Es hat sich nach unserer Weltreise so eingebürgert, dass wir das alte Jahr mit einer Reise verlängern, um den Wechsel statt mit einem harten Cut, mit einem fließenden Übergang zu begehen. Auf Reisen zählen Daten und Wochentage nicht, jeder Tag folgt seiner eigenen Dramaturgie. Was für den Tag gilt, gilt auch für die ganze Reise.

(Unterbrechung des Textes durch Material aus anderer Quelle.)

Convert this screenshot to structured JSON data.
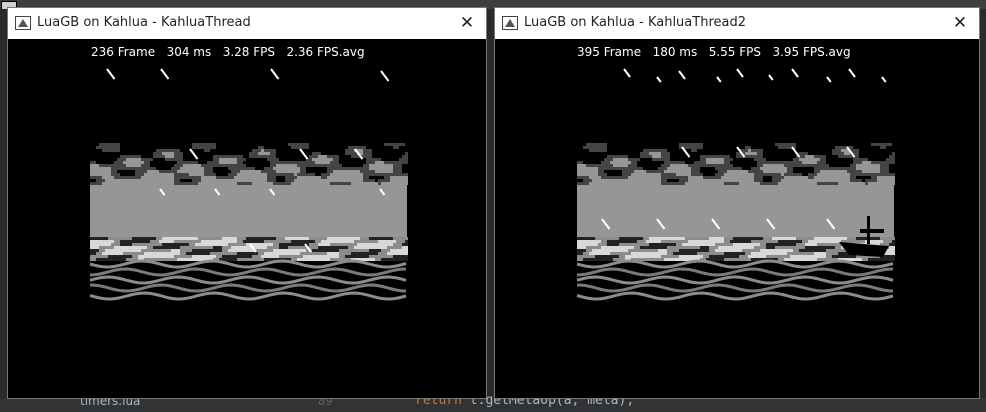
{
  "ide": {
    "line_numbers": "89",
    "code_line": "return t.getMetaOp(a, meta);",
    "code_keyword": "return",
    "code_rest": "t.getMetaOp(a, meta);",
    "file_item": "timers.lua"
  },
  "windows": [
    {
      "title": "LuaGB on Kahlua - KahluaThread",
      "stats": {
        "frame": "236 Frame",
        "ms": "304 ms",
        "fps": "3.28 FPS",
        "avg": "2.36 FPS.avg"
      },
      "has_boat": false
    },
    {
      "title": "LuaGB on Kahlua - KahluaThread2",
      "stats": {
        "frame": "395 Frame",
        "ms": "180 ms",
        "fps": "5.55 FPS",
        "avg": "3.95 FPS.avg"
      },
      "has_boat": true
    }
  ],
  "close_glyph": "✕",
  "colors": {
    "sky": "#969696",
    "light": "#d8d8d8",
    "mid": "#8c8c8c",
    "background": "#000000"
  }
}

2018 endet also in Italien und für den letzten Tag des Jahres habe ich uns ein strammes Programm zusammengezimmert. Der Luxus unserer Weltreise war vor allem die Zeit, die wir uns nahmen: Für jedes Fleckchen Erde, das wir erkundeten und für uns selber. Langsam zu Reisen entspricht unserer Natur und wenn ich eines von unserer Reise vermisse, dann ist es diese Leichtigkeit im Umgang mit meiner Zeit.

Eines ist aber gleich geblieben: Wenn ich reise, dann breche ich mit meinem Alltag.

Der Zauber des Entdeckens

Unser Hotel liegt etwas abseits im Norden der Stadt, Mailand ist nicht gerade billig. Da wir nur diesen einen Tag zum Erkunden der Stadt haben, studierte ich vorab Blogartikel und den Lonely Planet. In meinem Handy speicherte ich die Sehenswürdigkeiten ab und erkannte eine sich schlängelnde Route von Nord nach Süd. Voila: Unsere 1-Tages-Walking-Tour stand fest.

Nur der Anfang unserer Tour führt durch einen Stadtteil, der es in keinen Reiseführer schafft. Mir fallen betagte Damen in schwingenden Pelzmänteln vor bröckelnden Altbaufassaden auf. Die meisten Geschäfte haben zwischen Weihnachten und den Heiligen Drei Königen zu, Schilder mit dem Hinweis vacance invernali werden uns die ganze Woche begegnen.

Das alte Jahr verlängern eben nicht nur wir.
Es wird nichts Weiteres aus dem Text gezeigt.